Like many, I have a lot of flows now (229 of them, to be precise). I have tried a few different ways to structure and organise them since I migrated from Indigo to Homey about a year ago. For a long while I used the system described here How to structure your flows and it worked OK but I personally found it too cumbersome to maintain. I liked a lot of the ideas and principles but adding devices to enable strict separation of trigger and action flows, while a great idea, just didn’t work for me in practice. I found it would still take me ages to trace through chains of flows to find and fix faults. Also, I ended up with a tonne of devices and that cluttered up the device views making it hard to find what I was looking for. It’s also really user-unfriendly if you have other family members using the Homey app since they also get to see all your “inner workings” devices whether they want to or not.
So I came up with a new approach which is a lot simpler and which, having converted everything to it and lived with it for ~3 months now, I am really pleased with. So here it is:
Key points
- Flows are organised into folders (and, where necessary, sub-folders) based on the type of actions they do - such as: lighting, heating, security, presence etc.
- Each flow does one type of action (which obviously determines which folder/sub-folder it goes into).

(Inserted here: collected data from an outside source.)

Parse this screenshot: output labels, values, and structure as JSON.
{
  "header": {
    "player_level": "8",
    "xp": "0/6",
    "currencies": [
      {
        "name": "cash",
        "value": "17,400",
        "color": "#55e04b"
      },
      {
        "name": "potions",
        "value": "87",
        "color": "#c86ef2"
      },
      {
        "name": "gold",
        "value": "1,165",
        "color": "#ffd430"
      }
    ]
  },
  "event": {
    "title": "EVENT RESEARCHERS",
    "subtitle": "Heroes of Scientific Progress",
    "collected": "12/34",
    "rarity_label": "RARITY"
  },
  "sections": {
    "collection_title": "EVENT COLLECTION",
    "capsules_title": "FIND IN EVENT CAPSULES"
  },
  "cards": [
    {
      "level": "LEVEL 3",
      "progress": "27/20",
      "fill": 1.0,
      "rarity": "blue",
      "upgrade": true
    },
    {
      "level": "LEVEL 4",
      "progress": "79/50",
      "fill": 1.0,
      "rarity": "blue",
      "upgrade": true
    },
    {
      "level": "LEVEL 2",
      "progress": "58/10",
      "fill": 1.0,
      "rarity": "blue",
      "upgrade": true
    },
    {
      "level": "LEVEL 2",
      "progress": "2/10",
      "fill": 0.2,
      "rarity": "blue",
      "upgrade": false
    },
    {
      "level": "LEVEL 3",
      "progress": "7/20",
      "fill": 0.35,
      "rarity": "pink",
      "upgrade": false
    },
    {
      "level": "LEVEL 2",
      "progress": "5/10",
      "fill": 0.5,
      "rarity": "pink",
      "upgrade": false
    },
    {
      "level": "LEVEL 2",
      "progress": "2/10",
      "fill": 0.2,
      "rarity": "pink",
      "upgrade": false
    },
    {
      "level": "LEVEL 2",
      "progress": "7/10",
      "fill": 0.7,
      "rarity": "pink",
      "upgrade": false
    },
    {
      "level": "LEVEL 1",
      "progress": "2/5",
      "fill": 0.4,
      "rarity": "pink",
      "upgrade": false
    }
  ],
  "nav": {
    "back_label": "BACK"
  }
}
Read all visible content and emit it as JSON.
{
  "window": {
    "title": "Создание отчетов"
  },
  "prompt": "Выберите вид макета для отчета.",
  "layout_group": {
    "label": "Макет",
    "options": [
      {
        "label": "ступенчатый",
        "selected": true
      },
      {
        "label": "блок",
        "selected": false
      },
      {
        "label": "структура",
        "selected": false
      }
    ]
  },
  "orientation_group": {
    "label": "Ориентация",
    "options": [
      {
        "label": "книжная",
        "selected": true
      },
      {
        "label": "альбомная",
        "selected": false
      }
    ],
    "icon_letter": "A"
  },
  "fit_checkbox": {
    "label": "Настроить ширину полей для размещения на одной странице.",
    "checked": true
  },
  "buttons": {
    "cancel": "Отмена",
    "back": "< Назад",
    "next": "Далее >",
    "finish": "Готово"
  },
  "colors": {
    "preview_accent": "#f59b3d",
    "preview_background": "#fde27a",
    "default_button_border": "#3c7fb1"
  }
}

- Each flow is named primarily according to the action it does and sometimes secondarily the trigger, where this is needed to disambiguate from another flow (e.g. “Bathroom fan on when humidity rises”, “Bathroom fan off when humidity falls”, “Log bathroom humidity change”, “Lights for day mode”)
The point about each flow doing only one type of action is the key here. Since we only have a folder hierarchy rather than tags for flows, we need each flow to belong logically to exactly one folder/sub-folder. Using the actions as the basis for organisation, the folder tree is based around action types and so each flow needs to do exactly one action type.
I have found that, for me, it’s the exception rather than the norm that I want one trigger to trigger more than one type of action (I often have more than one action of course, but generally all of the same type). For the exceptions, I simply duplicate the flow and put actions of one type in each ‘copy’ of the flow (with the same WHEN and AND cards in each). An example is my morning wake up alarm where I want to control the lights and the radio. One flow for all the lights control and one for the radio - with the same trigger (my wake up alarm in Homey) and conditions. These are filed accordingly into their respective places in the folder tree (“Lighting / Upstairs” and “Radios”, respectively).
Other top tips
- While you’re organising your flows, take the opportunity to add logging to EVERY SINGLE ONE. I use the Simple LOG app and the last action card in every single flow is a Simple LOG card
- To make this easier and more consistent, I use the “Add Something to a log group” card from Simple LOG and set the group name to the name of the folder the flow is in, showing sub-folders like this “Lighting / downstairs”. For the log entry itself, I simply use the name of the flow. This way, I can always see the exact sequence in which flows are triggering when I look at the log and if I need to go and change one, the log tells me where in the flow folder tree to find that flow.
- When using ELSE branches in the THEN section, I add a log card to each ELSE branch and append a logical description of which branch to the log - like this “Record bathroom light level (BRIGHT)”, “Record bathroom light level (DARK)”. This way, I can also tell from the log which branch of each flow was actually executed.
This helps to make up for Homey’s lack of a general-purpose log and makes fault-finding enormously easier. By looking through the logs I have several times found faults I didn’t even realise I had simply by spotting that I had flows triggering far more often than I intended (which was causing issues by clogging up the z-wave network with duplicate commands and slowing down other commands). When you have issues to track down later, you will thank your past self for making sure every single flow creates a clear and consistent log entry.
Why organise around actions rather than triggers?
My reasoning was that I wanted to make fault-finding and maintenance easier. Generally when I go fault finding it is because something either happened that I wasn’t expecting or didn’t happen that I was expecting. For the latter case (something didn’t happen that I was expecting), I generally go through the flow folder tree to find it - e.g. “why did the upstairs hall light not come on when I walked into the upstairs hall and it was dark?” → go look in the “Lighting / upstairs” folder for a flow called something like “Upstairs hall light on with motion”. Then if I can’t see the issue immediately, go look in the logs to find out whether the flow executed, which branch, which other flows executed before it if they were meant to set the conditions etc.
For the former case (something happened that I didn’t expect), I generally go looking in the logs for the thing that happened at about the right time. For example “why did the upstairs hall light come on when I walked into the upstairs hall but it was light?” → go look at the logs for an entry at about the right time called something like “Upstairs hall light on with motion”. If I can’t remember the exact time and I need to browse through a lot of logs, export them to CSV and then use a spreadsheet to filter only the log entries with the group “Lighting / upstairs lights”.
In both situations, I want the flows and log entries to be named and organised based on the action.
I hope this is useful for someone. Very interested to hear other experiences / approaches with this same issue.